Ce que les traders surveilleront au début de l'année 2026
À partir de là, la trajectoire haussière nécessite à la fois une confirmation technique et un changement fondamental. Le WTI doit défendre les 57,5 dollars et reconquérir la zone des 59 à 60 dollars sur une base de clôture quotidienne. Un mouvement soutenu au-delà de 60 dollars indiquerait que le risque d'approvisionnement commence à l'emporter sur les craintes d'excédent, ce qui ouvrirait une voie vers 62 dollars et potentiellement vers l'EMA à 200 jours près de 63 dollars si l'élan se renforce et que les stocks commencent à se resserrer. Ce résultat dépendra probablement d'une combinaison de discipline ferme de l'OPEP+, de frictions géopolitiques continues et de preuves que les stocks américains atteignent leur maximum plutôt que de s'accroître.
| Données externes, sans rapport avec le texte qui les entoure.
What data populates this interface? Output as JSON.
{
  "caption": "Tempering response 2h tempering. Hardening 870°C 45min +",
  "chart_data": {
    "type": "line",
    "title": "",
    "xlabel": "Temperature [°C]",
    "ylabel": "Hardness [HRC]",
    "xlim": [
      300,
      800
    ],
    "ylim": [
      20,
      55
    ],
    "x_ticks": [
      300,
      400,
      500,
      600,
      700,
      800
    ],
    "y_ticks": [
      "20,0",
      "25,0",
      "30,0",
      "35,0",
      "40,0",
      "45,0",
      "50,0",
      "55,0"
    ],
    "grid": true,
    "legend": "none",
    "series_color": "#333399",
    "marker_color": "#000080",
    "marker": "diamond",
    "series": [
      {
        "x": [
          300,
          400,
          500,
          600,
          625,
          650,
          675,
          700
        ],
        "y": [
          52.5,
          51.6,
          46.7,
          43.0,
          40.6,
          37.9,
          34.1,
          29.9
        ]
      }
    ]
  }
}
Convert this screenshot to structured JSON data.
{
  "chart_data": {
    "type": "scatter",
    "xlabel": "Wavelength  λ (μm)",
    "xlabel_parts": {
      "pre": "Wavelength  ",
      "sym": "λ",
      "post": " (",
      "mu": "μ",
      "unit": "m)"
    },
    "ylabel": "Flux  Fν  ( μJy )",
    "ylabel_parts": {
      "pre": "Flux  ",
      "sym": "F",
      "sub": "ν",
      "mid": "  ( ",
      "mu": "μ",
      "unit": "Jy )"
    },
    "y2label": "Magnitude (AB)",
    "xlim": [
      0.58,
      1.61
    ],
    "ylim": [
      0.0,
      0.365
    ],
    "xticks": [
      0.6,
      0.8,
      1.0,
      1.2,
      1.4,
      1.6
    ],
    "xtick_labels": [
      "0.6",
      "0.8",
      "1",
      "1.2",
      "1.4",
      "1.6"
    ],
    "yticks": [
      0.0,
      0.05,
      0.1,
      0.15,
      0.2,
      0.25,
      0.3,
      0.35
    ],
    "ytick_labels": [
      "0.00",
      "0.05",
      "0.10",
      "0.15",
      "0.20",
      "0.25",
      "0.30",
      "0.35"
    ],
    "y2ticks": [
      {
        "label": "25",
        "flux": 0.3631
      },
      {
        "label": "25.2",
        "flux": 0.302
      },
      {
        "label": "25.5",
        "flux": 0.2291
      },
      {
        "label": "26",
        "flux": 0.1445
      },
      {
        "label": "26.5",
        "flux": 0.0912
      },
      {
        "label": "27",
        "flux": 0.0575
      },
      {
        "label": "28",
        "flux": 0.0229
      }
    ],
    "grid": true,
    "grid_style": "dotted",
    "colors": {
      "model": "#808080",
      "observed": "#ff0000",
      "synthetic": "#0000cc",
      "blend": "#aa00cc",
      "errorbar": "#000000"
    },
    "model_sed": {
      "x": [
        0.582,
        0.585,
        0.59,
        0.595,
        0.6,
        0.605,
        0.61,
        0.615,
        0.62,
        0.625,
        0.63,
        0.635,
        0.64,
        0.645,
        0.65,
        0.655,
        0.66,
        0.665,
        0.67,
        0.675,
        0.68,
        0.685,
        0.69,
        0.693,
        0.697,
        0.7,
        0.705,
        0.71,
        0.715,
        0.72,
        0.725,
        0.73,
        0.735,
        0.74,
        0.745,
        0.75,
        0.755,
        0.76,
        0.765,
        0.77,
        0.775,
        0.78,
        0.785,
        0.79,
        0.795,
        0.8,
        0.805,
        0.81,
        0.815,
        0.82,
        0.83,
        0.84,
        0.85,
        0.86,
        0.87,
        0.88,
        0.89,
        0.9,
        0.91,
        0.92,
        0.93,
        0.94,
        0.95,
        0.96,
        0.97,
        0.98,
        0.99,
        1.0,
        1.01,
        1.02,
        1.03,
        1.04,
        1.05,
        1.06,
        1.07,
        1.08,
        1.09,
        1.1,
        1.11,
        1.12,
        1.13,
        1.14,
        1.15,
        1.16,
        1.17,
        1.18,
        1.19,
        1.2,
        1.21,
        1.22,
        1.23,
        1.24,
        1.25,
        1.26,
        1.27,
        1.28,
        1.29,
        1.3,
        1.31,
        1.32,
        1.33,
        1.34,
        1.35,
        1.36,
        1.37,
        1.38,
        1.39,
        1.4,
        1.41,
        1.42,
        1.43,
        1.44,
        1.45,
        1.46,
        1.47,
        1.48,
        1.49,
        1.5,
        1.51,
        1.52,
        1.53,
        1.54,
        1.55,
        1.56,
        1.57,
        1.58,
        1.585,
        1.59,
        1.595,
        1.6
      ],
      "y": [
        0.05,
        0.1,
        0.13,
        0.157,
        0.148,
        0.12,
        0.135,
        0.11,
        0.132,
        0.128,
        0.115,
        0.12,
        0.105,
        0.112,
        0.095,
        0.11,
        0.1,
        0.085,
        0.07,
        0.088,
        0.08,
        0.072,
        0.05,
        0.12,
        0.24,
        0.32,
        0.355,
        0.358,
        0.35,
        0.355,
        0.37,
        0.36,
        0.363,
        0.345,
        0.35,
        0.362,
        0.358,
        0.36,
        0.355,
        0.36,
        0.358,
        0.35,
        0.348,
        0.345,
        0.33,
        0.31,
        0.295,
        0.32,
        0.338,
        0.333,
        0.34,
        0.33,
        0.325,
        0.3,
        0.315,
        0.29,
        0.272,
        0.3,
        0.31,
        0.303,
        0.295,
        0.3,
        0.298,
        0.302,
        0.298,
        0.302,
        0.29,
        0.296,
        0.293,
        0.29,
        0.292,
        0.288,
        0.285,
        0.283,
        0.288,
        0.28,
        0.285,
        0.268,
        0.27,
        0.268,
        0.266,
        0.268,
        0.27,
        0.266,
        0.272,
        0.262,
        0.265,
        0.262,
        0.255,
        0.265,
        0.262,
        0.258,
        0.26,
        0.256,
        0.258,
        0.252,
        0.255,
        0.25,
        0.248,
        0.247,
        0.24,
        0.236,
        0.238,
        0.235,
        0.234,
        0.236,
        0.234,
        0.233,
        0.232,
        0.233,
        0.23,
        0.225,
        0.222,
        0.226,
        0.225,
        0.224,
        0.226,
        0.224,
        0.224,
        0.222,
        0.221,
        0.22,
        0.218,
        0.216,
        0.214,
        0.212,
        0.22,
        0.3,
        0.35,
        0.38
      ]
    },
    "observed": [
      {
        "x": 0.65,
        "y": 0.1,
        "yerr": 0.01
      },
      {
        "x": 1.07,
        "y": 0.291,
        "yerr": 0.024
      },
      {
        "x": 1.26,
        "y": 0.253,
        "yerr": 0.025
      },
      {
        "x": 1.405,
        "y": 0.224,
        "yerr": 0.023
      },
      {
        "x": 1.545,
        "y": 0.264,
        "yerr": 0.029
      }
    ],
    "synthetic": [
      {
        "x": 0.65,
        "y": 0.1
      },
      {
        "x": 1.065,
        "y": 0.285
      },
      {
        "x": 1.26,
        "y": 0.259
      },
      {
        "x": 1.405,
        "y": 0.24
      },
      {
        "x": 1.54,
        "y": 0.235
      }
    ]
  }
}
Le scénario baissier est plus simple. En cas d'échec à 57,5 $, l'attention se porte rapidement sur la bande de soutien de 56,5 $ à 56 $. Une clôture quotidienne inférieure à 56 $ entraînerait probablement un mouvement vers 54 $, en particulier si l'accumulation des stocks persiste et que les données sur la demande au début de 2026 sont décevantes. Dans ce cas, la tendance baissière qui a défini 2025 resterait intacte et les hausses continueraient d'être considérées comme des opportunités de vente plutôt que comme le début d'un nouveau cycle.
Précédemment, nous avons souligné que le rebond du WTI à la fin du mois de décembre était largement motivé par les gros titres et ne parvenait pas à modifier la tendance générale alors que les prix restaient coincés sous une forte résistance de la moyenne mobile. Cette clôture de fin d'année à près de 58 dollars renforce ce thème. Le marché peut réagir brusquement, mais il n'a pas prouvé qu'il pouvait maintenir la hausse sans l'aide d'un resserrement des stocks ou d'un changement plus clair dans les attentes en matière d'offre.